In article <[EMAIL PROTECTED]>,
Simon Byrnand <[EMAIL PROTECTED]> wrote:
>We've had some problems with stop records going missing from time to time
>from a remote NAS, (over which we have no direct control) and when this
>happens, the user of course shows as online when they're not.
Is there a proxy in between? There are proxies that do not implement
that radius protocol correctly, they just send the accounting packets
through once and don't retry if they don't get an ack back.
>There are two ways this incorrect state (eventually) gets resolved, one is
>that the user disconnects (or gets disconnected) and reconnects, and
>checkrad determines they're not really there anymore - and radiusd seems to
>reduce their previous session time to zero and write a logout entry in the
>radwtmp to that effect. (I see a 0 length session time with radlast, anyhow)
>
>However it does NOT write a stop record into any detail file as far as I
>can see, and to do so would be improper anyway, since it never received
>one.
Exactly
>Now in this situation the times for a user reported by analyzing
>detail files and the radwtmp are clearly going to be different, and the
>radwtmp is the more conservative of the two.
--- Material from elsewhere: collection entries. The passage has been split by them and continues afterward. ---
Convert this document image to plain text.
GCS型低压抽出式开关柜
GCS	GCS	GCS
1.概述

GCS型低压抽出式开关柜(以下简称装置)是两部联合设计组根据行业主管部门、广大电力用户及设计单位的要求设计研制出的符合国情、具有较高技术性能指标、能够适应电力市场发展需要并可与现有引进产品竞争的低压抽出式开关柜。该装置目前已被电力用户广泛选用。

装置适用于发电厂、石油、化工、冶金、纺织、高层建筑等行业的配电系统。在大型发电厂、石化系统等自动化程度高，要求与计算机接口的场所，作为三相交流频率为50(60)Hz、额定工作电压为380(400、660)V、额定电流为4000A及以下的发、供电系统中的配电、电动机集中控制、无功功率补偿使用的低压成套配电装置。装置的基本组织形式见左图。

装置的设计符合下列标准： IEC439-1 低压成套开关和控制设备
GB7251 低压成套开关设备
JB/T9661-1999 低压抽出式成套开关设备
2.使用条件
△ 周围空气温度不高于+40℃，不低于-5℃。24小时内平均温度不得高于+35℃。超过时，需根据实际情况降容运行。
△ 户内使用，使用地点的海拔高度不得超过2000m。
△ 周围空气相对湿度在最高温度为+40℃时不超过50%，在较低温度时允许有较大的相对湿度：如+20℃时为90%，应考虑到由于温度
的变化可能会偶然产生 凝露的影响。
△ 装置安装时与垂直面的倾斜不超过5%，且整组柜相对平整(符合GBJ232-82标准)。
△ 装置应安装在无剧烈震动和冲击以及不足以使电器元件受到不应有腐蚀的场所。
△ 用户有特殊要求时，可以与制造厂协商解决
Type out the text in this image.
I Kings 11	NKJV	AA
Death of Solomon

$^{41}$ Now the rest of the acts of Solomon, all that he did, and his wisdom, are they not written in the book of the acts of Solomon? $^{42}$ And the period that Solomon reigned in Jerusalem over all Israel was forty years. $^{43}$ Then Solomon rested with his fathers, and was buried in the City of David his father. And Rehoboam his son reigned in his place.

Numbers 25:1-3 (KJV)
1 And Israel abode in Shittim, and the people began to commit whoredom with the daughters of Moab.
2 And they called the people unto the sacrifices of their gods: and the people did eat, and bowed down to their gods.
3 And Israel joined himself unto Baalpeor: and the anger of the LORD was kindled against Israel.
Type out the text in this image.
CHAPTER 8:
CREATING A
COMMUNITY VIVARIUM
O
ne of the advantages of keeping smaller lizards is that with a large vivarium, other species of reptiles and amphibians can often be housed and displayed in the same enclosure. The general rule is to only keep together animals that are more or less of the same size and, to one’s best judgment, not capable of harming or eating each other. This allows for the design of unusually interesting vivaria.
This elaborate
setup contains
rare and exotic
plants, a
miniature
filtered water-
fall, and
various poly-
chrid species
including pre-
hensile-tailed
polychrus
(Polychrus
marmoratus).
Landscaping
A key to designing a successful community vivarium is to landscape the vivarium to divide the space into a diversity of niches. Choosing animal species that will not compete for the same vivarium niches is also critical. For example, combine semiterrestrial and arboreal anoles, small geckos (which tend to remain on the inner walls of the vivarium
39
A program reading the detail
>files has no way of knowning that checkrad discovered a stuck session.
True.
>The other thing that happens is that somebody else logs into the same port
>on the NAS, and radiusd immediately notices the previous session must have
>been stuck, however in this case it doesnt zero the time in radwtmp, it
>just assumes they logged out at the same time the other user logged into
>the same port.
Yes. Most "last" programs treat this correctly - they notice that
a port was re-used and 'stop' the session that was active on that port.
>A program like sac analyzing the detail files _should_ be
>able to notice this apparent reuse of the same NAS port and deduce that a
>lost stop record occured and give the same result as reading the radwtmp,
>however I have _not_ confirmed that sac 1.8 actually does this, so at this
>stage it is supposition.
It should indeed do that, perhaps you can send a polite suggestion
to the author ?
>I've done extensive comparisions of the times calculated from radwtmp, and
>those calculated from detail files (using sac) for users that havn't
>suffered lost stop records, and calculated times are _identical_ within
>about 1 second, and in every case where there were lost stop records, the
>radwtmp gives the more conservative time of the two. I'd rather err on the
>safe side when I know a NAS box is giving incomplete data...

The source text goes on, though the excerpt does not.